今年六月WHO(世界保健機関)で「たばこ規制枠組み条約」を採択するなど、世界中でたばこの害への注目が高まり、禁煙の動きが広まっている。日本でも、五月一日からの「健康増進法」施行をはじめ、青森市が就職試験会場を禁煙にして喫煙した時点で退室としたり、女性インナーメーカー・トリンプが禁煙奨励金制度を導入して職員に禁煙を促したりと、就職活動の場や職場での禁煙対策が進められている。その中、神奈川県大和市は自治体としては珍しく、今年から職員採用においての非喫煙者優遇を発表した。今後、喫煙者・非喫煙者ということが、就職活動やその後の職場でどう影響していくのだろうか。

健康増進法の施行に伴い

 大和市では約十年前から「衛生委員会」を立ち上げ、分煙対策を行ってきた。喫煙コーナーへの空気清浄機の設置による分煙対策を実施していたが、その後、空気清浄機だけでは効果がないとの研究結果も出ており、従来の分煙対策が疑問視されていた。

 五月の健康増進法施行で、空間分煙が施設管理者に義務付けられた以上、より実効性のある対策が求められた。そこで、採用の段階から禁煙の意識を促そうと、喫煙者と非喫煙者が合格ライン上に同点で並んだ場合は非喫煙者を優先採用する、という今回の制度導入に至った。

禁煙が職場の適応能力に

 この制度の報道後、市民からは多くの意見が寄せられている。反対意見の多くは「嗜好で人を区別する人権侵害だ」「公務員の採用は能力主義であるべきだ」が主な理由だそうだ。それに対し、大和市職員課では「今回の制度は喫煙者の排除ではなく、勤務時間内の禁煙を求めています。喫煙者でも勤務時間内の禁煙ができれば非喫煙者として扱う。非喫煙者か喫煙者かで判定しているのではなく、勤務中に禁煙することで職場に適応する能力があるかどうかで判定するのです」と話す。
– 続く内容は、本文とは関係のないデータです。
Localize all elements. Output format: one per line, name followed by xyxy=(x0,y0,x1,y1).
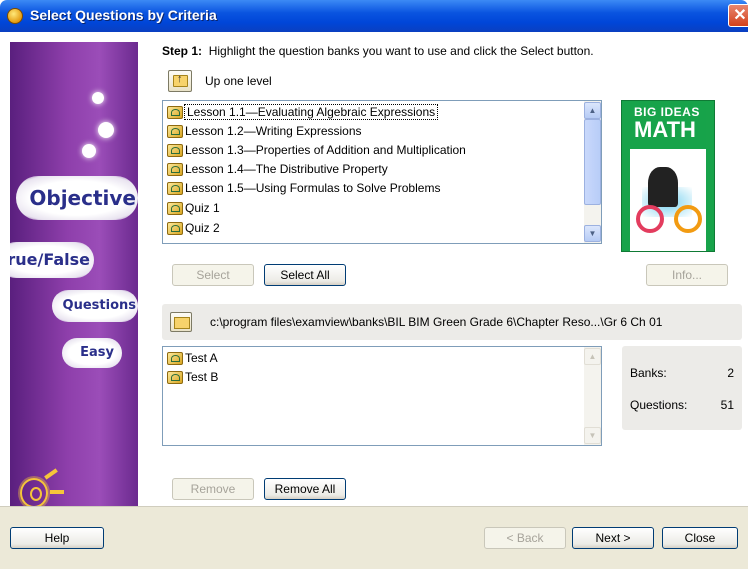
folder-icon[interactable] xyxy=(170,312,192,332)
decor-dot xyxy=(92,92,104,104)
up-one-level-label: Up one level xyxy=(205,74,272,88)
remove-all-button[interactable]: Remove All xyxy=(264,478,346,500)
lightbulb-icon xyxy=(20,478,48,508)
next-button[interactable]: Next > xyxy=(572,527,654,549)
question-bank-icon xyxy=(167,371,183,384)
question-bank-icon xyxy=(167,125,183,138)
scroll-down-icon[interactable]: ▼ xyxy=(584,427,601,444)
banner-label-objective: Objective xyxy=(16,176,138,220)
bank-stats-panel: Banks: 2 Questions: 51 xyxy=(622,346,742,430)
question-bank-icon xyxy=(167,352,183,365)
back-button[interactable]: < Back xyxy=(484,527,566,549)
wheel-icon xyxy=(674,205,702,233)
step-number: Step 1: xyxy=(162,44,203,58)
dialog-body: Objective True/False Questions Easy Step… xyxy=(0,32,748,569)
list-item[interactable]: Lesson 1.3—Properties of Addition and Mu… xyxy=(165,141,466,160)
window-title: Select Questions by Criteria xyxy=(30,7,217,23)
book-cover-image: BIG IDEAS MATH xyxy=(621,100,715,252)
question-bank-icon xyxy=(167,106,183,119)
selected-banks-list[interactable]: Test A Test B ▲ ▼ xyxy=(162,346,602,446)
step-text: Highlight the question banks you want to… xyxy=(208,44,594,58)
list-item[interactable]: Lesson 1.2—Writing Expressions xyxy=(165,122,362,141)
current-path: c:\program files\examview\banks\BIL BIM … xyxy=(210,315,663,329)
wizard-button-bar: Help < Back Next > Close xyxy=(0,506,748,569)
list-item[interactable]: Quiz 2 xyxy=(165,219,220,238)
questions-count-label: Questions: xyxy=(630,398,688,412)
banner-label-true-false: True/False xyxy=(10,242,94,278)
question-banks-list[interactable]: Lesson 1.1—Evaluating Algebraic Expressi… xyxy=(162,100,602,244)
banner-label-easy: Easy xyxy=(62,338,122,368)
app-icon xyxy=(7,8,23,24)
question-bank-icon xyxy=(167,163,183,176)
question-bank-icon xyxy=(167,144,183,157)
list-item[interactable]: Quiz 1 xyxy=(165,199,220,218)
sparkle-icon xyxy=(44,468,58,480)
scroll-down-icon[interactable]: ▼ xyxy=(584,225,601,242)
wizard-banner: Objective True/False Questions Easy xyxy=(10,42,138,514)
step-instruction: Step 1: Highlight the question banks you… xyxy=(162,44,594,58)
vertical-scrollbar[interactable]: ▲ ▼ xyxy=(584,347,601,445)
help-button[interactable]: Help xyxy=(10,527,104,549)
question-bank-icon xyxy=(167,182,183,195)
folder-up-icon xyxy=(173,73,188,87)
list-item[interactable]: Lesson 1.4—The Distributive Property xyxy=(165,160,388,179)
list-item[interactable]: Test A xyxy=(165,349,218,368)
select-all-button[interactable]: Select All xyxy=(264,264,346,286)
sparkle-icon xyxy=(50,490,64,494)
vertical-scrollbar[interactable]: ▲ ▼ xyxy=(584,101,601,243)
banks-count-value: 2 xyxy=(727,366,734,380)
scroll-up-icon[interactable]: ▲ xyxy=(584,102,601,119)
list-item[interactable]: Lesson 1.5—Using Formulas to Solve Probl… xyxy=(165,179,440,198)
question-bank-icon xyxy=(167,222,183,235)
wheel-icon xyxy=(636,205,664,233)
cyclist-figure xyxy=(648,167,678,207)
decor-dot xyxy=(98,122,114,138)
list-item[interactable]: Test B xyxy=(165,368,218,387)
title-bar: Select Questions by Criteria ✕ xyxy=(0,0,748,32)
cover-title-line2: MATH xyxy=(634,117,696,142)
select-button[interactable]: Select xyxy=(172,264,254,286)
questions-count-value: 51 xyxy=(720,398,734,412)
question-bank-icon xyxy=(167,202,183,215)
scroll-thumb[interactable] xyxy=(584,119,601,205)
up-one-level-button[interactable] xyxy=(168,70,192,92)
info-button[interactable]: Info... xyxy=(646,264,728,286)
scroll-up-icon[interactable]: ▲ xyxy=(584,348,601,365)
banner-label-questions: Questions xyxy=(52,290,138,322)
remove-button[interactable]: Remove xyxy=(172,478,254,500)
banks-count-label: Banks: xyxy=(630,366,667,380)
decor-dot xyxy=(82,144,96,158)
list-item[interactable]: Lesson 1.1—Evaluating Algebraic Expressi… xyxy=(165,103,439,122)
close-window-button[interactable]: ✕ xyxy=(728,4,748,27)
current-path-panel: c:\program files\examview\banks\BIL BIM … xyxy=(162,304,742,340)
close-button[interactable]: Close xyxy=(662,527,738,549)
 実際に七月に行われた採用試験の二次試験で受験者全員に喫煙の有無を確認した。受験者数八十一人のうち、七人が喫煙すると答えた。しかし七人とも勤務時間中は禁煙すると答えたため、非喫煙者として扱ったという。

職員達の喫煙事情

 今後、現職員への禁煙対策も強化していく。「喫煙所までの往復時間も入れると、休息時間だけで喫煙を続けることは不可能に近い。休息時間を超えた喫煙は職務にも影響する」と職員課が話すように、昼休み以外に認められているのは、休息時間のみ。休息時間とは手を休めるために認められる時間で、午前・午後それぞれ合計十五分しかない。庁舎内禁煙の現状では外まで出なくてはならず、一本吸うのに二分かかるとすると、往復を含めて五分ほどかかる。三回喫煙すると休息時間は使いきり、そのほかに手を休める時間はなくなってしまう。今回の非喫煙者優遇というのも職員の禁煙対策の一環として行われているのだ。

 職員たちからは、「これも時代の流れだから仕方がないのかな」「たばこを吸う職員の数もどんどん減ってるし…。そろそろおれも禁煙しなきゃだめかなあ」などという意見が出ている。

就職活動から喫煙を考える

 喫煙は合法である限り、嗜好の自由が認められている。しかし、喫煙は喫煙者本人だけの問題ではなく、周りに受動喫煙の害を負わせるので制限を設ける必要がある。近年の禁煙を促す流れの中で、喫煙者にとっては、ますます規制が強くなっていくだろう。今後、就職活動を行ううえで、喫煙マナーを含め、喫煙について考えてみてはどうだろうか。